There’s something about Shirley Strawberry that makes people want to stop and hear what she has to say. The co-host of the nationally syndicated “Steve Harvey Morning Show” has never written a book and disparages any talk about her being dubbed as a love guru, but her relationship advice has grown into must-hear radio for over 8 million listeners across America. With her popularity at an all-time high, Strawberry is set to release her first book, The Strawberry Letter: Real Talk, Real Advice, Because Bitterness isn’t Sexy, on April 5.
Derived from one of the morning show’s more popular segments, The Strawberry Letter, where both Strawberry and Harvey attempt to rationalize relationship-geared letters from heart-torn listeners, the book finds Strawberry issuing advice from parenting to career moves, relationships and more. The Strawberry Letter has become such an impactful segment that the clamoring for a book could no longer be ignored by Strawberry, a Chicago native.
“People asked me to do it,” Strawberry said. “Quite a few people asked me to do it. ‘Why don’t you put the Strawberry Letters in a book?

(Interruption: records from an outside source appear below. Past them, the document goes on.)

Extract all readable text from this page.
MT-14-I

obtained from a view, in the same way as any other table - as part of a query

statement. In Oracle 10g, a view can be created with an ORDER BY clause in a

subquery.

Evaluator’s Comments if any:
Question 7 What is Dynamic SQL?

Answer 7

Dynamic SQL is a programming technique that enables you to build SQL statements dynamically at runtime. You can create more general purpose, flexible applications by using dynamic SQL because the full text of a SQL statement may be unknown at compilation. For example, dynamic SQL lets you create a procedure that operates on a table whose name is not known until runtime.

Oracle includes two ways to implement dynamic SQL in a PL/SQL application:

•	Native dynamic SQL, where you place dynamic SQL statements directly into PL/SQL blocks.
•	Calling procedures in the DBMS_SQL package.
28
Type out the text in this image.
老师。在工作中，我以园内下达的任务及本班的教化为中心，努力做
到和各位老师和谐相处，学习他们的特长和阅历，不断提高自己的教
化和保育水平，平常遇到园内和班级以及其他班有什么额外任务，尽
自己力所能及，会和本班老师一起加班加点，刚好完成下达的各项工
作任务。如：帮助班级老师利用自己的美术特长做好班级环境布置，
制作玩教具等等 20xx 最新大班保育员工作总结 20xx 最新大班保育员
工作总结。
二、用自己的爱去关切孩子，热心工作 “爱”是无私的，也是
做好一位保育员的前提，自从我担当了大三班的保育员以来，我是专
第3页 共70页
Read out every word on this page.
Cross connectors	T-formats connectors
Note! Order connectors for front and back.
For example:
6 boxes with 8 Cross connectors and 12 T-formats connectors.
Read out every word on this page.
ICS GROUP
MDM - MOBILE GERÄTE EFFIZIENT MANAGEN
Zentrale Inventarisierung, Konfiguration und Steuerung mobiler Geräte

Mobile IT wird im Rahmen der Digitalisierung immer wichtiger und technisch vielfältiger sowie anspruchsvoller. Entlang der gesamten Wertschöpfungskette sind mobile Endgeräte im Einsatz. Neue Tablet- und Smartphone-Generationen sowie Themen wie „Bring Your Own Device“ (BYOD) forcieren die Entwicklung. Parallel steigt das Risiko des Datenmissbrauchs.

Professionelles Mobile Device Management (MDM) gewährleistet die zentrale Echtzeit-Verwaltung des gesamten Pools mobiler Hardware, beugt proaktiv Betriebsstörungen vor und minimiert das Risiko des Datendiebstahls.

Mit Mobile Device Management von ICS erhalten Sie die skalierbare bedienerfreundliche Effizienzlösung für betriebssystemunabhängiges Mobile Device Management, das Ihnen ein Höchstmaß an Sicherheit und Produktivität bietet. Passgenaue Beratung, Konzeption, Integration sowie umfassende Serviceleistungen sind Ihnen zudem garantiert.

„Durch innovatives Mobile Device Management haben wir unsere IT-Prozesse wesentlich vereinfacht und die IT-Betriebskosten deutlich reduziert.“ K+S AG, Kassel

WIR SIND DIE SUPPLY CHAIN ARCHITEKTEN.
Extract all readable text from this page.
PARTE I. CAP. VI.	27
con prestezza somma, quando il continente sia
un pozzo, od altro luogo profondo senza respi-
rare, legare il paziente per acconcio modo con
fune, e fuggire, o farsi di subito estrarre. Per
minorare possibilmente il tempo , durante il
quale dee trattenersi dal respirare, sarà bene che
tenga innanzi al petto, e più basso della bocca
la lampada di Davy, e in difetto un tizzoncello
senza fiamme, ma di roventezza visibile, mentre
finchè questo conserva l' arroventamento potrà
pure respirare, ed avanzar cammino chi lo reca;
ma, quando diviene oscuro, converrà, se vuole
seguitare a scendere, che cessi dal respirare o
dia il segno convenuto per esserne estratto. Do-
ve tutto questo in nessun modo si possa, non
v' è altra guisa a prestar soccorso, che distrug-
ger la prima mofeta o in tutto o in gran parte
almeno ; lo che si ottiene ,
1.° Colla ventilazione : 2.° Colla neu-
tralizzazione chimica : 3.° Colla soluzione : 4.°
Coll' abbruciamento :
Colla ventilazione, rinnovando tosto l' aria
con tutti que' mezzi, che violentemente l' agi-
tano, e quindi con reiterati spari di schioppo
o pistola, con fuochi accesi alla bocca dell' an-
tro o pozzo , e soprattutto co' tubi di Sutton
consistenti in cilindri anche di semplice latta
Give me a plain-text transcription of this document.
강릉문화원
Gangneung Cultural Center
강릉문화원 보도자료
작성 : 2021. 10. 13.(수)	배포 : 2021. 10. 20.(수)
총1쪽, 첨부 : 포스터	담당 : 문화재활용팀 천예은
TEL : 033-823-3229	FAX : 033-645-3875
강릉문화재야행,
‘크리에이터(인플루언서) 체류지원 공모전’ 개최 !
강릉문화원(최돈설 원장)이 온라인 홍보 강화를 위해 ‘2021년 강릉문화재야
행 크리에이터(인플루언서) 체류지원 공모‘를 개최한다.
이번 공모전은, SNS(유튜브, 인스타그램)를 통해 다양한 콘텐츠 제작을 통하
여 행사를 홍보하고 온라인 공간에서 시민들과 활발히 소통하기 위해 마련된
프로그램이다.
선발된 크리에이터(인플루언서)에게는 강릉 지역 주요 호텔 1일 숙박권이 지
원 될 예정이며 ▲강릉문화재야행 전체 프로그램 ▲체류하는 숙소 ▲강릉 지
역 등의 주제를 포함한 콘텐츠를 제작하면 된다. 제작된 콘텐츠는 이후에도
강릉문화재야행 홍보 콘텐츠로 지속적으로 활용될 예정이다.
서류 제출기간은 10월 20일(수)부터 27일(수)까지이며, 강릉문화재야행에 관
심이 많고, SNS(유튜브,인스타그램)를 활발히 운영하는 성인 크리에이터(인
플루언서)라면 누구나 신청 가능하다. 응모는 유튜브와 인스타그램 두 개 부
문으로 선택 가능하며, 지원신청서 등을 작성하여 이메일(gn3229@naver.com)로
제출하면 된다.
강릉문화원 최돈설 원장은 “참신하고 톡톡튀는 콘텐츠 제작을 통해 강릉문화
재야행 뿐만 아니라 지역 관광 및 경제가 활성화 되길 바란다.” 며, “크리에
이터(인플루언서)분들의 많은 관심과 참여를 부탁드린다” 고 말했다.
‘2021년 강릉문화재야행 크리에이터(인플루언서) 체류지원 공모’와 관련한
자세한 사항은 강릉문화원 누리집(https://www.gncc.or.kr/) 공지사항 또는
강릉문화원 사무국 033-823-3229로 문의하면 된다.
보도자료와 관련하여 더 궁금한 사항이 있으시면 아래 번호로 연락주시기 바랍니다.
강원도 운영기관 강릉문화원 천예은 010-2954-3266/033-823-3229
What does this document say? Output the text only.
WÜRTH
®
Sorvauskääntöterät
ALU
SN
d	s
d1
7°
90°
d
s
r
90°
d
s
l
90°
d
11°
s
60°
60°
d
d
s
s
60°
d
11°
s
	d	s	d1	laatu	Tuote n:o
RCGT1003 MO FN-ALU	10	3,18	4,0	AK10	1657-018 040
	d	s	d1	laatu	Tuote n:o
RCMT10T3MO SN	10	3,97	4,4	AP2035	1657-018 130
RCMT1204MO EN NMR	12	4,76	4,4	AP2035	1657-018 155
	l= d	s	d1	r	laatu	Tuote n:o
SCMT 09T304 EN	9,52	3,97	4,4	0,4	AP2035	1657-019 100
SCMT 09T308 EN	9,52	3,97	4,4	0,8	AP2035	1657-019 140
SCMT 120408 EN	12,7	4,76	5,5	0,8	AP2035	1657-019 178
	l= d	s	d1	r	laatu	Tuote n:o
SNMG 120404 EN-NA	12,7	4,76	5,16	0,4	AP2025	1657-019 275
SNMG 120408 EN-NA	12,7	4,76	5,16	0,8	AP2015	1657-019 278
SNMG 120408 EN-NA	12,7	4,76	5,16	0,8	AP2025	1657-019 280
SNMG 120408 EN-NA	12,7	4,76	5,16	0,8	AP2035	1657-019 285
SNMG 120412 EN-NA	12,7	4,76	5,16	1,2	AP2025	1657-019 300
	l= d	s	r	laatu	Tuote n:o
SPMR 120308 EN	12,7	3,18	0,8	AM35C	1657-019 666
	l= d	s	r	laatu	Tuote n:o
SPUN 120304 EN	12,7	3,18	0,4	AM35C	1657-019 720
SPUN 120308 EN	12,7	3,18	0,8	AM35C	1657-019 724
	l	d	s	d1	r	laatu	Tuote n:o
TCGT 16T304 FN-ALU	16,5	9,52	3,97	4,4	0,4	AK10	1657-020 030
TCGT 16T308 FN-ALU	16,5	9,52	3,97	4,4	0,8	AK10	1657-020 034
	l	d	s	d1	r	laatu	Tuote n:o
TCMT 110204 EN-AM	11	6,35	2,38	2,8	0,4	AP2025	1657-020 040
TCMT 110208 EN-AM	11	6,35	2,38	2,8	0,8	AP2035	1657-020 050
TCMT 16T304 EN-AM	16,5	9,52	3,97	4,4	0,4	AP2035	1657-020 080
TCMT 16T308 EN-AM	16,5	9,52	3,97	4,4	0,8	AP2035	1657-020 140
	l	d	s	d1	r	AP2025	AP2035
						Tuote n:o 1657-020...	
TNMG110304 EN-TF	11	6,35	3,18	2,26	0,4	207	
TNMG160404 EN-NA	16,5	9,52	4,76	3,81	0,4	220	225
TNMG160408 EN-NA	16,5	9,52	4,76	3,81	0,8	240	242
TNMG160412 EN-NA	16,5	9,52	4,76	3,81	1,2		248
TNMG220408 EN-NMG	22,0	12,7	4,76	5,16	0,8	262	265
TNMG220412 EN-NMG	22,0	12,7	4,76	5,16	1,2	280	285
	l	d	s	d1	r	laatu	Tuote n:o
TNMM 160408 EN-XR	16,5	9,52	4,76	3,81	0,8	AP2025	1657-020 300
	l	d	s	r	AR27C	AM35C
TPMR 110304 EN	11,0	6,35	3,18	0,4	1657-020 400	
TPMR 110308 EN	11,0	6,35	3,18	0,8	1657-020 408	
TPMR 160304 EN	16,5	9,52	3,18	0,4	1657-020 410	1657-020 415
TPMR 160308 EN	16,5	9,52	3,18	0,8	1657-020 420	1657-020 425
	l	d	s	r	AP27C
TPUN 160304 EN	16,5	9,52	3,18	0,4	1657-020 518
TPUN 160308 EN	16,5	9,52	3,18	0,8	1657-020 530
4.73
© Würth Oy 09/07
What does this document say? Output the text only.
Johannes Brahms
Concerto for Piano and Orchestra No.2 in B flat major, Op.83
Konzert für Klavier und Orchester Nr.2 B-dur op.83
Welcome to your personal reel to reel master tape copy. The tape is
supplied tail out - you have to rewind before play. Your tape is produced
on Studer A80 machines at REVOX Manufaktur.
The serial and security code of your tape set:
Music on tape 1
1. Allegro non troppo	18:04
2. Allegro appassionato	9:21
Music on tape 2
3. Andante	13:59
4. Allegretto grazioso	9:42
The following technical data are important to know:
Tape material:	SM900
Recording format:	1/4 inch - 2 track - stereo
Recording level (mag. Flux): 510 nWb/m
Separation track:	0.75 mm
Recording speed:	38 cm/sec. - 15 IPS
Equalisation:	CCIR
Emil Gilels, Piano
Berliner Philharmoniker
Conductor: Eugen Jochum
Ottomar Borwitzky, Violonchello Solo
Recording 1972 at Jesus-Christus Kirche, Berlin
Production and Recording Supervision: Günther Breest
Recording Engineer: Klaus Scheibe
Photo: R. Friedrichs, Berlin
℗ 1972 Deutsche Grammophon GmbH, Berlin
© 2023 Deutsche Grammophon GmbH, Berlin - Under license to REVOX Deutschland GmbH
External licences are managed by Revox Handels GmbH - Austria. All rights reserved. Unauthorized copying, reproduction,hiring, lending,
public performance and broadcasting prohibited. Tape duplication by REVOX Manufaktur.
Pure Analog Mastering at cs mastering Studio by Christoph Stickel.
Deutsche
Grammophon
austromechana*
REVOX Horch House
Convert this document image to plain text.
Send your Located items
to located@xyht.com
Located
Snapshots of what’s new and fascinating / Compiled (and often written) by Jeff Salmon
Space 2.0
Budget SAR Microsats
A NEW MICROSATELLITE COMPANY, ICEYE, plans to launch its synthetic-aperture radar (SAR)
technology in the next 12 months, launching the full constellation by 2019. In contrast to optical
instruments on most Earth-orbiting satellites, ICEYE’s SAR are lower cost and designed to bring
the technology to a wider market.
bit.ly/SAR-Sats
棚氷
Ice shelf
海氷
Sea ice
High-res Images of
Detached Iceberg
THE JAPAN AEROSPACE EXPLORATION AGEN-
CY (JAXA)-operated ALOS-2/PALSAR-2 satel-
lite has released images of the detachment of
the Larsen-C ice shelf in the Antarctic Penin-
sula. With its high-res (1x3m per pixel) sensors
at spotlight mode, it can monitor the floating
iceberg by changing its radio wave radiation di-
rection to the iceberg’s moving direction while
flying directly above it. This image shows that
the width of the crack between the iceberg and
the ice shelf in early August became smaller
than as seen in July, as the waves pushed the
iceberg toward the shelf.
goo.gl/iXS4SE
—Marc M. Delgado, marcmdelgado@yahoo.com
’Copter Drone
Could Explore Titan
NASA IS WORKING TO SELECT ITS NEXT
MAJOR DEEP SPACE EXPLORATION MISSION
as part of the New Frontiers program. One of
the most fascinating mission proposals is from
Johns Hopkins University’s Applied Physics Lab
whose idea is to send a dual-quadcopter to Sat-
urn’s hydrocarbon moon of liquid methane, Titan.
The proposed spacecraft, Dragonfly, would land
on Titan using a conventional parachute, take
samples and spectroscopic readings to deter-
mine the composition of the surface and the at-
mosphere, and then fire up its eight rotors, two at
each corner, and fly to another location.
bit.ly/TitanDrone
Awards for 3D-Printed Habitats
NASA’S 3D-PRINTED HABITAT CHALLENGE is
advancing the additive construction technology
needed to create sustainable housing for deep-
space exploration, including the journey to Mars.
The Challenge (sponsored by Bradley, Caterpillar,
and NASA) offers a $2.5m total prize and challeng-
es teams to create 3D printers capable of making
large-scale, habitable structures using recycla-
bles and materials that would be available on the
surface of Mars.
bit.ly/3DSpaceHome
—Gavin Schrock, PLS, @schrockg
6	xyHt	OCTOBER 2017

You should pile up all the Strawberry letters and put them in a book.’ I heard that quite a bit and that’s what made me do it.”
After working alongside Harvey on the show for more than 10 years, the time has come for Strawberry to journey into her own spotlight. Her book release has the longtime radio personality anxious for results, but if the show’s past success is any indication on what lies ahead of its new spinoff manuscript then a huge victory could be in store.
“I’m very excited a little nervous,” Strawberry said. “I don’t know what to expect. I expect good things and we’ll see what happens. I know I poured my heart out and I was very transparent in the book and I hope people get the message that was intended when I wrote it.”
The fact that neither Harvey nor Strawberry possesses degrees that would classify them as relationship experts hasn’t stopped the duo from garnering a cult-like following. Their own personal experiences — Harvey being married three times and Strawberry a divorced mother — have equipped them with enough personal credentials that make for positive and constructive insight. “We don’t have psychology degrees or anything like that,” she says. “It just comes from plain common sense.”
Harvey has already written two books, Act Like a Lady, Think Like a Man: What Men Really Think About Love, Relationships, Intimacy, and Commitment and Straight Talk, No Chaser: How to Find and Keep a Man, while Strawberry is just cracking the surface on what may be the first of a long-lived publishing career.